Over 100 of New Zealand's best young musicians are joining forces to perform one of the greatest pieces of symphonic music in the world – Beethoven’s Symphony No. 9.

Auckland Youth Orchestra will present the work as part of their North Island tour, together with the Auckland Youth Choir, soprano Isabella Moore, alto Elisha Fa’i-Hulton, tenor Amitai Pati and baritone Anthony Schneider.

The concert is very reasonably priced with tickets from only $5 for children and up to $20 for adults.

Conductor and AYO music director Antun Poljanich says Beethoven’s Symphony No. 9 was the dawn of a new age in music. “There is nothing to compare with its humanity and exaltation.” Auckland Youth Choir will sing a selection of unaccompanied works before a brief interval and the entire 70-minute symphony.
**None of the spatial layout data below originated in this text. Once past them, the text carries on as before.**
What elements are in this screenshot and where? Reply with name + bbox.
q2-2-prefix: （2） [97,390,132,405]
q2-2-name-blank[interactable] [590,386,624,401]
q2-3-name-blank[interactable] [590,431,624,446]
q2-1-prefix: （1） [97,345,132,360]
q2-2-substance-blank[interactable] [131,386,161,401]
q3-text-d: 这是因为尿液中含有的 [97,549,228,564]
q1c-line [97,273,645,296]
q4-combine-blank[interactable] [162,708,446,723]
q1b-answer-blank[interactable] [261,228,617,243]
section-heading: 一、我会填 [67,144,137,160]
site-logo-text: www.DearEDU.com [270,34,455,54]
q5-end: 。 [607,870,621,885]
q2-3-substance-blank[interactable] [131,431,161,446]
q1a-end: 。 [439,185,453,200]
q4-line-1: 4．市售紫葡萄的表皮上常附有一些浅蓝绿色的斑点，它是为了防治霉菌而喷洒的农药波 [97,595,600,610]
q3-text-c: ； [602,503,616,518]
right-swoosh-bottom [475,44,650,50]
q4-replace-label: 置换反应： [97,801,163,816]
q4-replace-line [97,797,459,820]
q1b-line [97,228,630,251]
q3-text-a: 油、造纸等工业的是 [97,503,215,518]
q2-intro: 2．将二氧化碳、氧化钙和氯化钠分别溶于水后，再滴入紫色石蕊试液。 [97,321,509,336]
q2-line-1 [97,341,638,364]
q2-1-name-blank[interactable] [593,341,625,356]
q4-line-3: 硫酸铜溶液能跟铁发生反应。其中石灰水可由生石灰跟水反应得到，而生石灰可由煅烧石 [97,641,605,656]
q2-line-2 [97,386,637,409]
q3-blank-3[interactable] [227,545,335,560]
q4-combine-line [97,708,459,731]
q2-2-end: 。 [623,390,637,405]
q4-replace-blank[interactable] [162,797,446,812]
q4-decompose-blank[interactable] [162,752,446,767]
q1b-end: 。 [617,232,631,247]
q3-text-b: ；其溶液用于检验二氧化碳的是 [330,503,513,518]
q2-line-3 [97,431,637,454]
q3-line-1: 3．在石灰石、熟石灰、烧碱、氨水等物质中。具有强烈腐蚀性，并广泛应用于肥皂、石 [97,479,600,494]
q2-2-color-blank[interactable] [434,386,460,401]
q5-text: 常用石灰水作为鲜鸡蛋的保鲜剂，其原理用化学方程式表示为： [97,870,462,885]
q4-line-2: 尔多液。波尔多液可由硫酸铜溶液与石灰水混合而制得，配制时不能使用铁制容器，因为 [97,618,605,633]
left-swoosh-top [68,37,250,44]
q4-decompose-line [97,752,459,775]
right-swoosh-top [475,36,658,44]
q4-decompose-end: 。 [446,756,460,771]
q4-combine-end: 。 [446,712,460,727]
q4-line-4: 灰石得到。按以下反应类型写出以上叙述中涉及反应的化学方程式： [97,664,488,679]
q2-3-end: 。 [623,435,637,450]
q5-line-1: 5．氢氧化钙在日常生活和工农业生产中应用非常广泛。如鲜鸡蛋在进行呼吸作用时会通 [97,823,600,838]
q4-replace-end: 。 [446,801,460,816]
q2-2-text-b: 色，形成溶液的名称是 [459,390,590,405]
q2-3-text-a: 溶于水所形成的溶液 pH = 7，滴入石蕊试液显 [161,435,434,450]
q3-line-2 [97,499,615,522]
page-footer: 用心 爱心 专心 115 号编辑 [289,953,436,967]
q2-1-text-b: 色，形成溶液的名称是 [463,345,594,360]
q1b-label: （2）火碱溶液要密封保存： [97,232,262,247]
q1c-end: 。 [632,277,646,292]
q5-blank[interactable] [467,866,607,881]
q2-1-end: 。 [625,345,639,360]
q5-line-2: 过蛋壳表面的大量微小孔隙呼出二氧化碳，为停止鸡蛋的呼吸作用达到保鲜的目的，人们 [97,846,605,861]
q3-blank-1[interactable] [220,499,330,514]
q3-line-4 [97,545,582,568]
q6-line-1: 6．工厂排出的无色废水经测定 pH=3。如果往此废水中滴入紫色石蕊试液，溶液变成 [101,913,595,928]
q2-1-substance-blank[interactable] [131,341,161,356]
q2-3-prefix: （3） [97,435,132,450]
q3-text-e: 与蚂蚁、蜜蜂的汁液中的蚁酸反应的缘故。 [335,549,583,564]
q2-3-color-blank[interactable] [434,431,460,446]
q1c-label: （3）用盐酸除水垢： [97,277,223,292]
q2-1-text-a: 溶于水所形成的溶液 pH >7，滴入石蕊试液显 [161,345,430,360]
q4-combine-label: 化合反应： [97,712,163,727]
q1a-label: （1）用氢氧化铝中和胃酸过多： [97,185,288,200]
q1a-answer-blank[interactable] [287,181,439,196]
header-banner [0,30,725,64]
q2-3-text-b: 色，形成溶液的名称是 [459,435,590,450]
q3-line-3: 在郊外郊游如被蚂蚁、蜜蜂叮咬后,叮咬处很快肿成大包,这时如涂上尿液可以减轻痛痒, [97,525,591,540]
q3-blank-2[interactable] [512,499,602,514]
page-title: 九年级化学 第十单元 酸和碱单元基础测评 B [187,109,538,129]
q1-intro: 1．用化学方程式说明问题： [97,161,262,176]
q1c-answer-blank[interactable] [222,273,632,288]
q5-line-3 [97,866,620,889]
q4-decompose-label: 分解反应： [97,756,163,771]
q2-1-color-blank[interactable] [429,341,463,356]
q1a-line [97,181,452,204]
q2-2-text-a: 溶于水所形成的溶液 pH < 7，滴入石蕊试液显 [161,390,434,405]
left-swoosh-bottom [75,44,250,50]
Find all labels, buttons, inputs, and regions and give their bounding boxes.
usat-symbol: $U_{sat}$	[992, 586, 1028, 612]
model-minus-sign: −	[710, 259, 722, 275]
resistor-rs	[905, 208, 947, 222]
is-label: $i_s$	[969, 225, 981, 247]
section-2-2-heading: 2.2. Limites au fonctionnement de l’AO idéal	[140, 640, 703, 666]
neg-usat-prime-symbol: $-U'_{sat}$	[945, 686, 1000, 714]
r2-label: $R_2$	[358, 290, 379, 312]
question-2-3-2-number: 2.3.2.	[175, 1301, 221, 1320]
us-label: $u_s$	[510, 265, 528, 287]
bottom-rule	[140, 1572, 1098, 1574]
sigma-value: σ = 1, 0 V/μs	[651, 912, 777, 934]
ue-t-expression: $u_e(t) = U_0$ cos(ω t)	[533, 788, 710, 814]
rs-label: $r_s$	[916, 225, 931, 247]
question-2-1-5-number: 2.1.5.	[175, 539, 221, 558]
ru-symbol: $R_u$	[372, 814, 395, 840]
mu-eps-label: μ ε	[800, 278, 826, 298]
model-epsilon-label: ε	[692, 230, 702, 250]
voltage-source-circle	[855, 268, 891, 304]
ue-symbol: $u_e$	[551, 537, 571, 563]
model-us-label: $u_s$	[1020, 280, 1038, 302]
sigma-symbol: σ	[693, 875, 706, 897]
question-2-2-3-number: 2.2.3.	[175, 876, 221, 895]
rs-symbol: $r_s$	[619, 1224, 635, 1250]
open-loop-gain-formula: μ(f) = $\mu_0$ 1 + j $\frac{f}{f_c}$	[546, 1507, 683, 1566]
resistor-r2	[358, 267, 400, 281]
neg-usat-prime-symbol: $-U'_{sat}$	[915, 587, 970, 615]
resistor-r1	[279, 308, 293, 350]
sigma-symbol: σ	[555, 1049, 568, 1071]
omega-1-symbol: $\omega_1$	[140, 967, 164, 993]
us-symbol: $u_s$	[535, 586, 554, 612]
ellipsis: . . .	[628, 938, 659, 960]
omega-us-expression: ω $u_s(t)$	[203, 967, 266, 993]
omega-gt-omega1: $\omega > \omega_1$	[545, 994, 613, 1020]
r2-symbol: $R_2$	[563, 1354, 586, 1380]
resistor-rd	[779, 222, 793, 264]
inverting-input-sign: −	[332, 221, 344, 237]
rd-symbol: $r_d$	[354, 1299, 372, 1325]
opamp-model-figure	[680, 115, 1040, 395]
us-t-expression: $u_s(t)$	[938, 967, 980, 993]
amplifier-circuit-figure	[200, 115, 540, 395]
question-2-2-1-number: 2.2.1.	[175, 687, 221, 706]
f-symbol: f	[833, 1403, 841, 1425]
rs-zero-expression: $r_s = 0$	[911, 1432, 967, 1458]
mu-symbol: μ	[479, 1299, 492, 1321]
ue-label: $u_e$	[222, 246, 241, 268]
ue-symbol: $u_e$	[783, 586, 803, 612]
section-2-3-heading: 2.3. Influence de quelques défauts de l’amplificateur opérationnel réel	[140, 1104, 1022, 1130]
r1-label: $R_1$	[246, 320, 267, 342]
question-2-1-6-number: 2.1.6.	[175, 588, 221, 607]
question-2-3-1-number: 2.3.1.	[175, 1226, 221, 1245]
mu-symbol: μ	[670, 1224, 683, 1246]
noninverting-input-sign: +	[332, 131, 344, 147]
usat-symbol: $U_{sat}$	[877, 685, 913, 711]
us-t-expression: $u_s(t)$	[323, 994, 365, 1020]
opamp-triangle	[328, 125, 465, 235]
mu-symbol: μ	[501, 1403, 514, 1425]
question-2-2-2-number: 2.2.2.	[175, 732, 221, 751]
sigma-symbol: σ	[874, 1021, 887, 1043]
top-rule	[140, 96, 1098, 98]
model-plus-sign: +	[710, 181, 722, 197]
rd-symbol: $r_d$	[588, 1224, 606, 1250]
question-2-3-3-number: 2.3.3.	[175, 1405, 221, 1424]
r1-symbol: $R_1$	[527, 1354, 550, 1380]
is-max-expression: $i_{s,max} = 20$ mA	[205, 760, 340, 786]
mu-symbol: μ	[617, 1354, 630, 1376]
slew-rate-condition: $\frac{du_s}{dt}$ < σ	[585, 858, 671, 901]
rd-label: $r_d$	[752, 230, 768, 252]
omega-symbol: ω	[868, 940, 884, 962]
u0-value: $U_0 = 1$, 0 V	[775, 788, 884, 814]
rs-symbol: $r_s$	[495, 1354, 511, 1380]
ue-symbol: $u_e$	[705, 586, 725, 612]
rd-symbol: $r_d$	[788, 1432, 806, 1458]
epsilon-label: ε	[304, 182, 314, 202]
Familiar with most of Beethoven’s earlier symphonies, the vibrant and dynamic AYO will perform this masterpiece for the first time in its sixty-four year history. Following its spectacular performance of Rimsky-Korsakov’s Scheherazade in April, this concert is bound to be another unforgettable experience.

The symphony was groundbreaking at the time and made an indelible mark on the development of Western music. The Ode to Joy from the last movement has become understood as an expression of strength through unity and the triumph of the human spirit over adversity.
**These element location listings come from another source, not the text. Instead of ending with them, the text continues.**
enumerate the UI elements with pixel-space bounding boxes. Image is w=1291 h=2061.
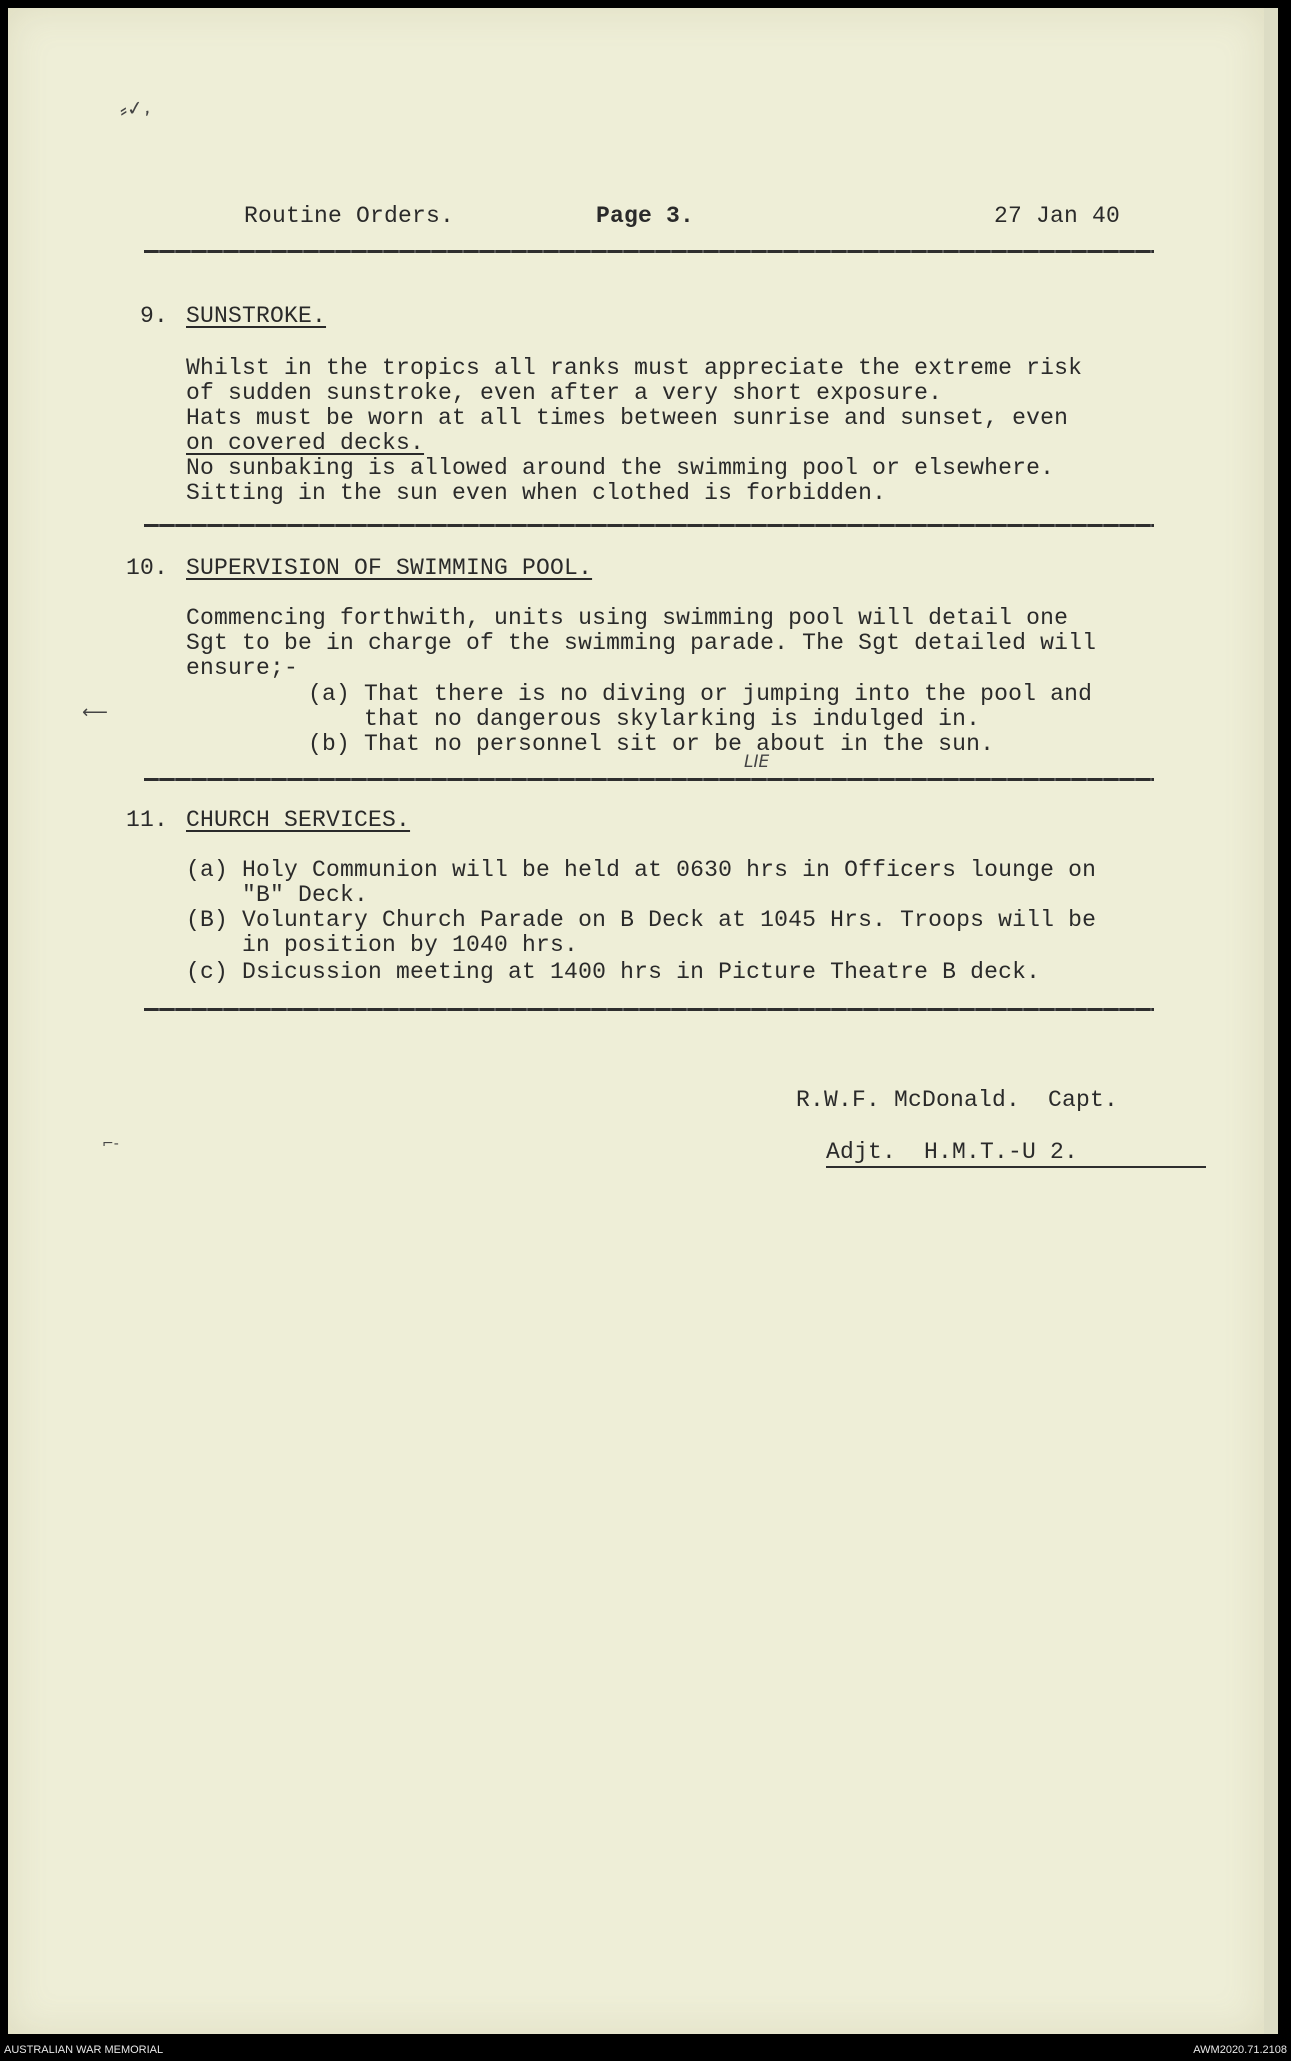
footer-left: AUSTRALIAN WAR MEMORIAL <box>4 2044 164 2056</box>
signature-title: Adjt. H.M.T.-U 2. <box>826 1139 1079 1165</box>
section-10-line: Sgt to be in charge of the swimming parade. The Sgt detailed will <box>186 630 1097 656</box>
section-10-heading: SUPERVISION OF SWIMMING POOL. <box>186 555 593 581</box>
signature-rule <box>826 1166 1206 1168</box>
section-rule <box>144 1008 1154 1011</box>
document-page <box>8 8 1264 2034</box>
page-edge <box>1264 8 1278 2034</box>
signature-name: R.W.F. McDonald. Capt. <box>796 1087 1119 1113</box>
section-9-line: Whilst in the tropics all ranks must appreciate the extreme risk <box>186 355 1083 381</box>
section-9-line: on covered decks. <box>186 430 425 456</box>
archive-footer <box>0 2040 1291 2061</box>
section-11-heading: CHURCH SERVICES. <box>186 807 411 833</box>
margin-mark-icon: ⌐‐ <box>102 1136 119 1152</box>
section-9-line: Hats must be worn at all times between sunrise and sunset, even <box>186 405 1069 431</box>
section-10-line: (a) That there is no diving or jumping into the pool and <box>308 681 1093 707</box>
section-11-line: (c) Dsicussion meeting at 1400 hrs in Picture Theatre B deck. <box>186 959 1041 985</box>
section-10-line: Commencing forthwith, units using swimming pool will detail one <box>186 605 1069 631</box>
footer-right: AWM2020.71.2108 <box>1193 2044 1287 2056</box>
section-10-line: (b) That no personnel sit or be about in the sun. <box>308 731 995 757</box>
margin-mark-icon: ⟵ <box>82 702 108 723</box>
section-9-line: of sudden sunstroke, even after a very short exposure. <box>186 380 943 406</box>
section-rule <box>144 778 1154 781</box>
section-11-number: 11. <box>126 807 169 833</box>
section-9-line: Sitting in the sun even when clothed is forbidden. <box>186 480 887 506</box>
header-title: Routine Orders. <box>244 203 455 229</box>
handwritten-correction: LIE <box>744 752 770 772</box>
section-11-line: (B) Voluntary Church Parade on B Deck at 1045 Hrs. Troops will be <box>186 907 1097 933</box>
section-10-line: that no dangerous skylarking is indulged in. <box>308 706 981 732</box>
section-10-number: 10. <box>126 555 169 581</box>
header-page: Page 3. <box>596 203 695 229</box>
section-10-line: ensure;- <box>186 655 299 681</box>
header-rule <box>144 250 1154 253</box>
header-date: 27 Jan 40 <box>994 203 1121 229</box>
section-9-line: No sunbaking is allowed around the swimming pool or elsewhere. <box>186 455 1055 481</box>
section-9-heading: SUNSTROKE. <box>186 303 327 329</box>
section-rule <box>144 524 1154 527</box>
section-11-line: (a) Holy Communion will be held at 0630 hrs in Officers lounge on <box>186 857 1097 883</box>
section-11-line: in position by 1040 hrs. <box>186 932 579 958</box>
pencil-mark-icon: ⸗✓, <box>118 94 152 122</box>
section-9-number: 9. <box>140 303 169 329</box>
section-11-line: "B" Deck. <box>186 882 369 908</box>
This concept has been embraced with the Auckland Youth Choir being augmented at the concert with singers from the Tauranga Civic Choir.

Quick facts
1. The Ode to Joy from the last movement is the official anthem of the European Union and final thrilling bars were used to draw the Queen Elizabeth II Jubilee Concert to a never-to-be-forgotten close.

2. It was the last of Beethoven’s symphonies, completed in 1824, just three years before his death.

3. The symphony was premiered in Vienna on May 7, 1824. By this time, Beethoven was completely deaf. At the end of the piece, the crowd burst into applause but Beethoven, who had been a few measures behind the symphony, continued to conduct. The alto soloist, Caroline Unger, walked over to Beethoven and turned him around so he could accept the rousing applause.

4. Don’t think Beethoven has any affect on your day to day life? Think again. When Philips first introduced the compact disc (CD), there was much argument about the size it should be. Initially they planned to have a 11.5 cm diameter CD, while Sony planned on 10 cm. Eventually it was agreed that the CD should have the capacity to contain a complete performance of Beethoven 9 lasting 65 to 74 minutes, requiring a 12 cm diameter.